Scarlette’s gaze softened, just for a second. “And then?”

“And then I start to remember.” I paused. The ice in my glass melted, leaving only the dregs. “But it’s not this life. It’s…” I searched for the word. “Old.”

Canon exhaled, slow. “You ever recognize the graveyard?”

I hesitated. The truth wasn’t something I liked saying out loud. “Dublin.”

Scarlette arched a brow. “You ever been to Ireland, Toolie?”

“Yeah.” I said it flat. “It’s all like muscle memory.”

No one laughed, not even Vin. His hand hovered over the paper, waiting.

Moab leaned in, lowering his voice. “How do you know it’s Dublin?”

I blinked, and for a heartbeat the room blurred: green hills, black iron gates, stones with names carved in dead languages. “I can read the stones. Some in English, some not. I hear people talking, and it’s an accent I shouldn’t understand, but I do. And the name on the biggest headstone…”

My tongue went dry. I set the glass down and pressed my thumb hard against the wood grain.

Vin’s voice, barely above a whisper: “What’s the name?”

I swallowed. “O’Toole. Just like me.”

The room held its breath.

I expected someone to make a joke, break the spell. But no one did. Scarlette reached over and slid the whiskey bottle down the bar. “What else?”

“There’s a woman,” I said. “Always the same. She’s crying.
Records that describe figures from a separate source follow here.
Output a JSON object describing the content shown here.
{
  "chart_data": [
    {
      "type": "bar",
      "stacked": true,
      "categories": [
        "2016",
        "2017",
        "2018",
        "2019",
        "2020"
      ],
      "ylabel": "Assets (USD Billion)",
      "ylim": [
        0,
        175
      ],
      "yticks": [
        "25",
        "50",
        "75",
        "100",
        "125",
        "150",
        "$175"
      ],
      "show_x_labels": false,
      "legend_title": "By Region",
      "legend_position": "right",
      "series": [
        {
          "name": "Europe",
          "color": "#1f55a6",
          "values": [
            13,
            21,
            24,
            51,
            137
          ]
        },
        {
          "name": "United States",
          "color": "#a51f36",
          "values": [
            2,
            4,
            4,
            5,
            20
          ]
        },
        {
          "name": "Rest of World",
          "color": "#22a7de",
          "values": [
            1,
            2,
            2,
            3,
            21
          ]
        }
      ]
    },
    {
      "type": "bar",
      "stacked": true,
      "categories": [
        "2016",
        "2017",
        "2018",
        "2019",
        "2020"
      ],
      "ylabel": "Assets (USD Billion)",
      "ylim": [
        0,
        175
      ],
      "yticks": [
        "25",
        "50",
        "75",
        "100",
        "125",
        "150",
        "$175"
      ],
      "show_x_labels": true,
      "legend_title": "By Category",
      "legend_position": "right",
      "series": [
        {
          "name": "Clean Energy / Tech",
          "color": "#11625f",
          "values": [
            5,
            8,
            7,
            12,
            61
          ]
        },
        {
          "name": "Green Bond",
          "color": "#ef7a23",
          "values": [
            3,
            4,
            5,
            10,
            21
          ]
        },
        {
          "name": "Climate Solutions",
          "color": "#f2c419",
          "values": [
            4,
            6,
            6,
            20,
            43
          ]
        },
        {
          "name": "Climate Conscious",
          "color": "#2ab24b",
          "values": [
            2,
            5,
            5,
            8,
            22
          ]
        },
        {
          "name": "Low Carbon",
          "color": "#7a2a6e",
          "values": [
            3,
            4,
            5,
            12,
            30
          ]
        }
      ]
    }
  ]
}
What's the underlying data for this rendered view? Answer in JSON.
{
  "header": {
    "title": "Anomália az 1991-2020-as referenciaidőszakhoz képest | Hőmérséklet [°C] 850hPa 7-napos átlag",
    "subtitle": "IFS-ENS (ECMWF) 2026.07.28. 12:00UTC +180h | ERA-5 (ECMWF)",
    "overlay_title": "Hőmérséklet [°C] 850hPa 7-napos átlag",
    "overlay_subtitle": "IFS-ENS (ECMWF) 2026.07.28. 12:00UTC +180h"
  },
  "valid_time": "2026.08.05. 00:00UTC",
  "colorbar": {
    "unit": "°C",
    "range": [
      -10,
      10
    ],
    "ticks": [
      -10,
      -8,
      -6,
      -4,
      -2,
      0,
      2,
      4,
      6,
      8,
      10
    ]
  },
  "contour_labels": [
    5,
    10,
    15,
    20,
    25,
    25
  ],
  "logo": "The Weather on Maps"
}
Black hair, blue eyes, face like a painting.” I almost smiled, remembering the way her hands shook as she traced the headstone’s letters. “She calls me by a different name. Not Toolie. She calls me Sully or sometimes fool.”

“Does she know you?” Canon asked.

I thought about it. “She thinks she does. She talks to me like I’m there, but I’m not. I’m the ghost.”

Moab finished his beer in one long pull. “So you’re haunting your own grave?”

“Something like that.”

The words sounded stupid in the air. But I didn’t take them back.

Scarlette’s eyes narrowed. “You ever talk back?”

I shook my head. “Can’t move, can’t speak. Just watch.”

“Sounds like a past life thing,” Vin muttered. Canon shot him a look, but Vin didn’t back down. “Reincarnation. Trauma looping through time. Who the fuck knows?”